Geology of Sierra Del Carmen, West Texas and Mexico: A General Geologic Framework to Support Mapping of Biologic (Botanical) Resources


The purpose of this study is to provide geologic base maps to support the mapping of biological (botanical) resources in the Sierra del Carmen, Coahuila, Mexico, and adjacent areas in Big Bend National Park, Brewster County, Texas. Sierra del Carmen, which generally trends north-northwestward, includes the eastern part of Big Bend National Park and extends southerly into adjacent Coahuila. The range, which is within the Chihuahuan Desert, rises abruptly from the desert floor and has topographic relief that exceeds 2,000 m.
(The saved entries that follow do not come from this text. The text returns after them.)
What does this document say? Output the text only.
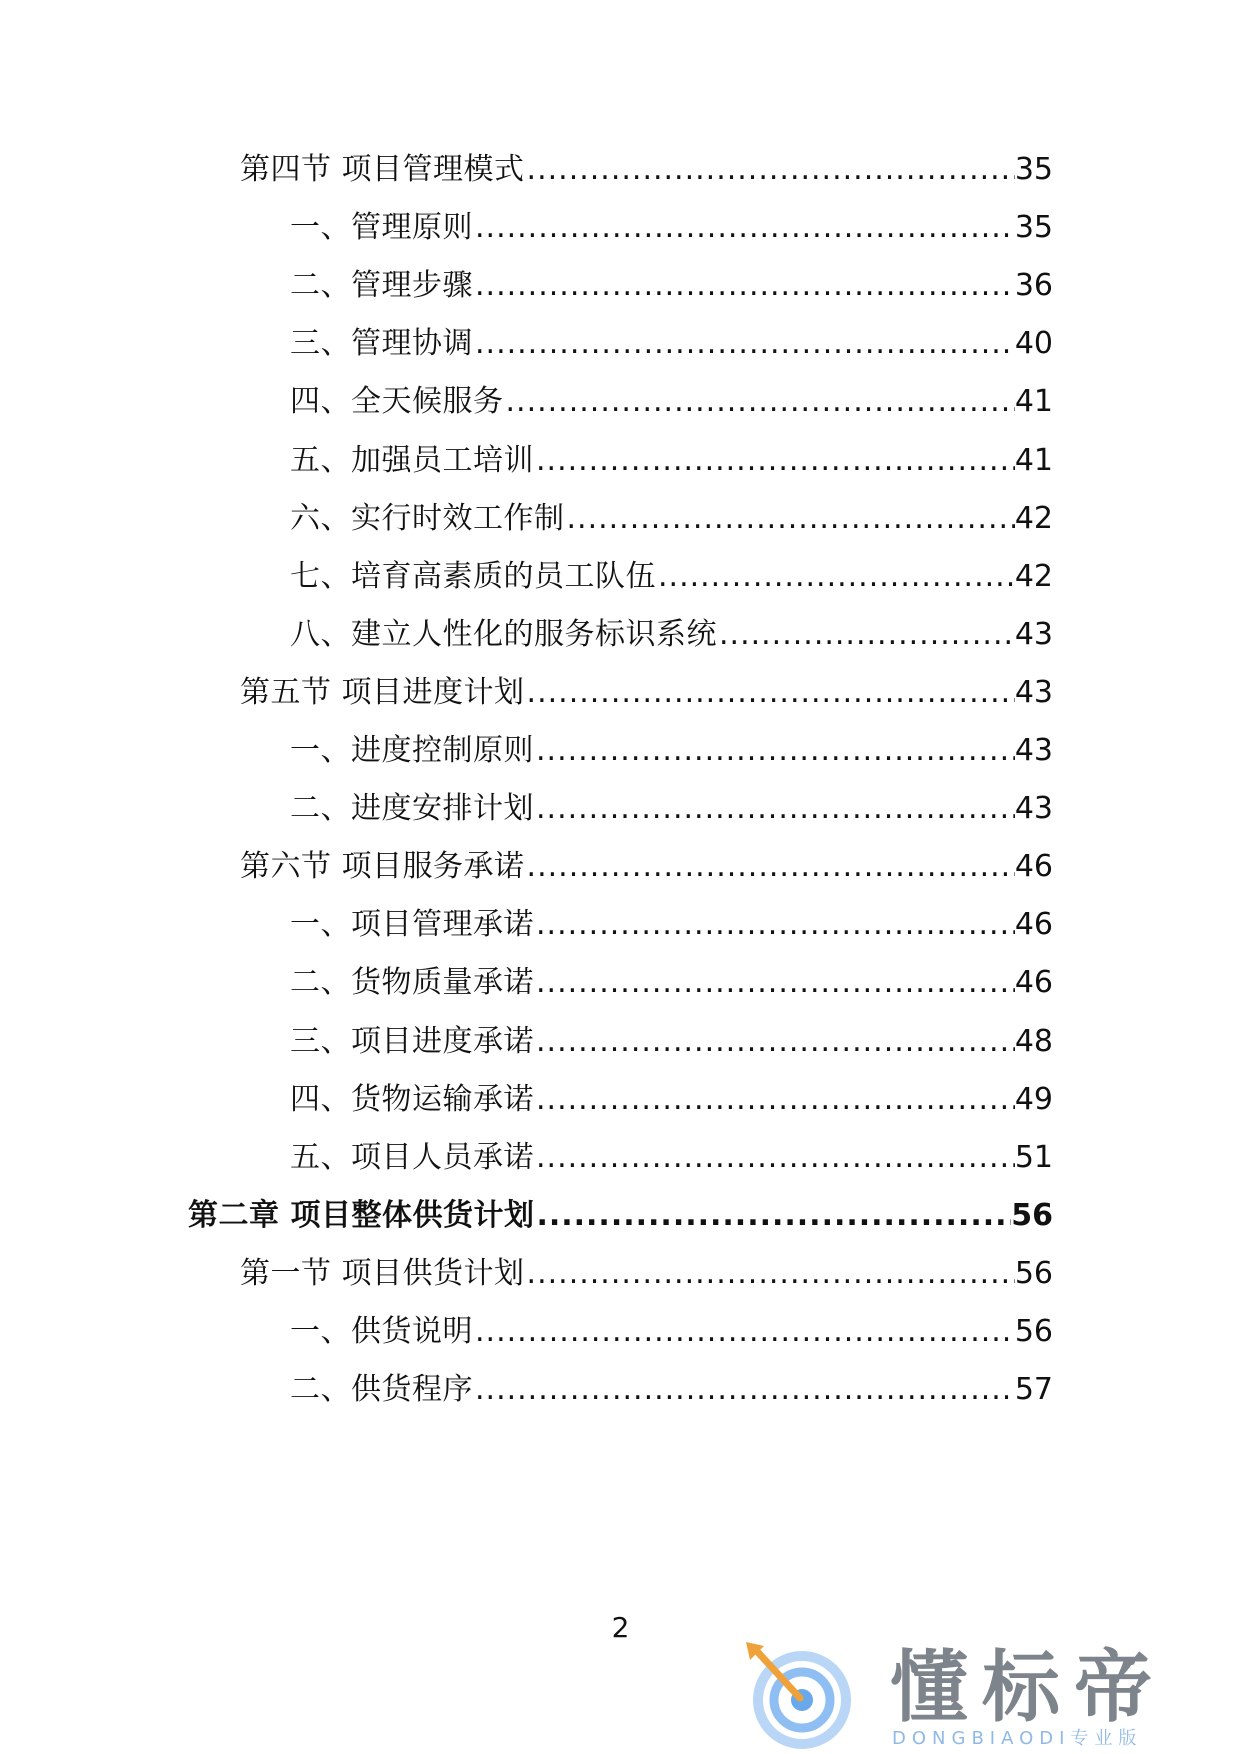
第四节 项目管理模式 .....	35
一、管理原则 .....	35
二、管理步骤 .....	36
三、管理协调 .....	40
四、全天候服务 .....	41
五、加强员工培训 .....	41
六、实行时效工作制 .....	42
七、培育高素质的员工队伍 .....	42
八、建立人性化的服务标识系统 .....	43
第五节 项目进度计划 .....	43
一、进度控制原则 .....	43
二、进度安排计划 .....	43
第六节 项目服务承诺 .....	46
一、项目管理承诺 .....	46
二、货物质量承诺 .....	46
三、项目进度承诺 .....	48
四、货物运输承诺 .....	49
五、项目人员承诺 .....	51
第二章 项目整体供货计划 .....	56
第一节 项目供货计划 .....	56
一、供货说明 .....	56
二、供货程序 .....	57
2
懂标帝
DONGBIAODI专业版
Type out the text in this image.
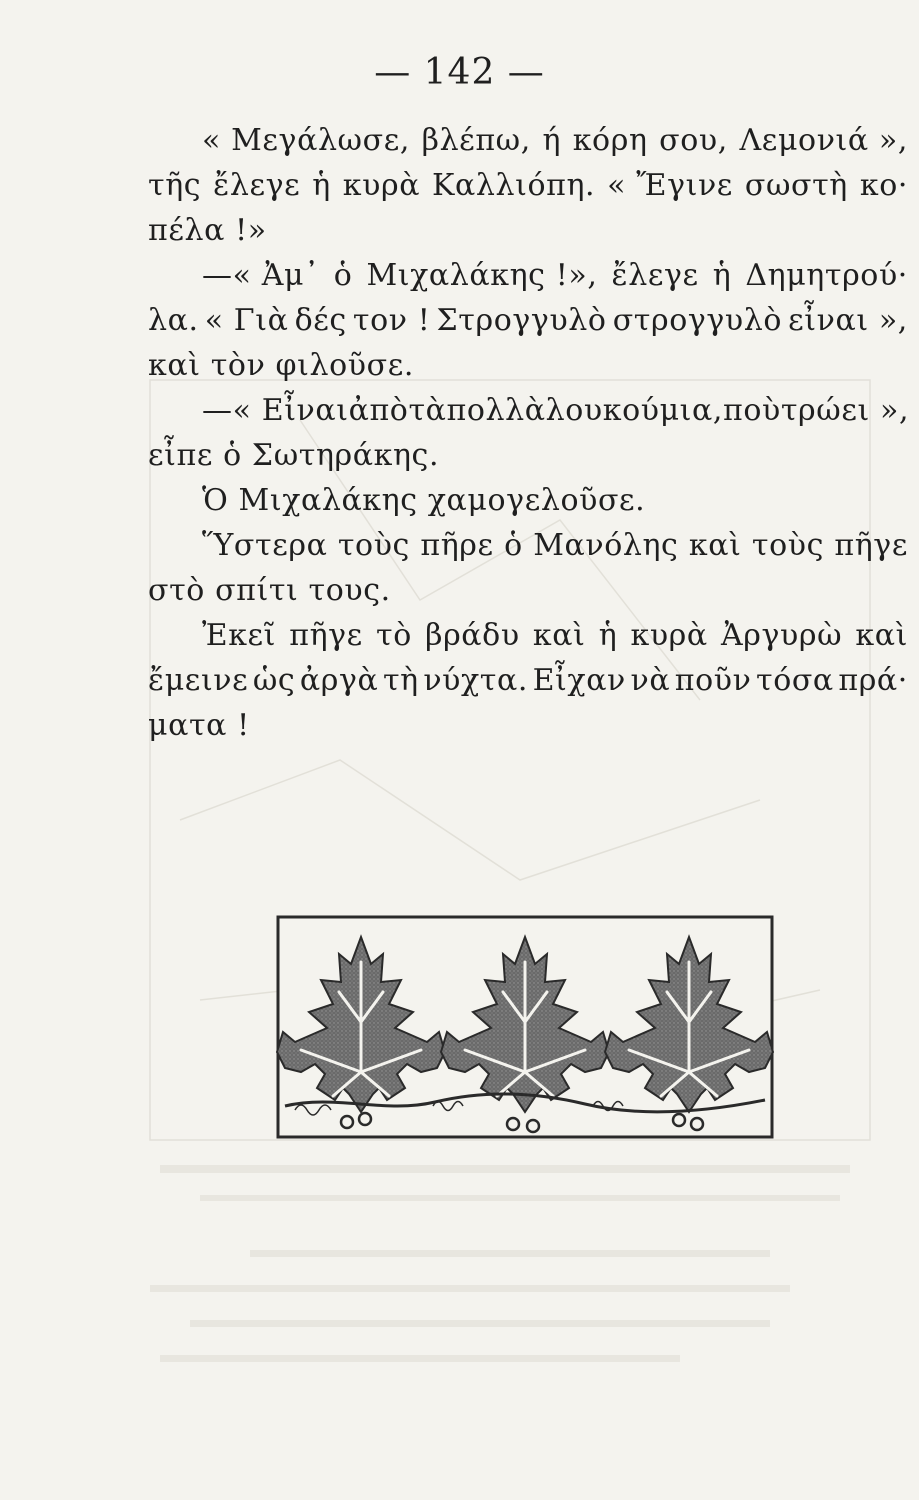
— 142 —
« Μεγάλωσε, βλέπω, ή κόρη σου, Λεμονιά »,
τῆς ἔλεγε ἡ κυρὰ Καλλιόπη. « Ἔγινε σωστὴ κο·
πέλα !»
—« Ἀμ᾽ ὁ Μιχαλάκης !», ἔλεγε ἡ Δημητρού·
λα. « Γιὰ δές τον ! Στρογγυλὸ στρογγυλὸ εἶναι »,
καὶ τὸν φιλοῦσε.
—« Εἶναι ἀπὸ τὰ πολλὰ λουκούμια, ποὺ τρώει »,
εἶπε ὁ Σωτηράκης.
Ὁ Μιχαλάκης χαμογελοῦσε.
Ὕστερα τοὺς πῆρε ὁ Μανόλης καὶ τοὺς πῆγε
στὸ σπίτι τους.
Ἐκεῖ πῆγε τὸ βράδυ καὶ ἡ κυρὰ Ἀργυρὼ καὶ
ἔμεινε ὡς ἀργὰ τὴ νύχτα. Εἶχαν νὰ ποῦν τόσα πρά·
ματα !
The terrain is rugged, and the range is marked by numerous narrow and steep-sided canyons and valleys. The stratigraphic framework of the range is one aspect that controls the distribution of vegetation throughout the area. In general, different rock types can weather into soils of different composition, and the rocks and soils may contain different amounts of moisture. Thus, different plant species may be associated with specific rock lithologies. Geologic structures such as faults, folds, and fracture zones control the position of the rock units and influence landforms, drainage directions, and canyon development. Structures may also influence the concentration and retention of surface moisture. The geologic map of this region is intended to assist other scientists, students, and interested visitors in understanding the geology of this fascinating area and in interpreting the influence of the geologic framework on related sciences. The map emphasizes bedrock and surficial units that can be important controls on the distribution of plant communities.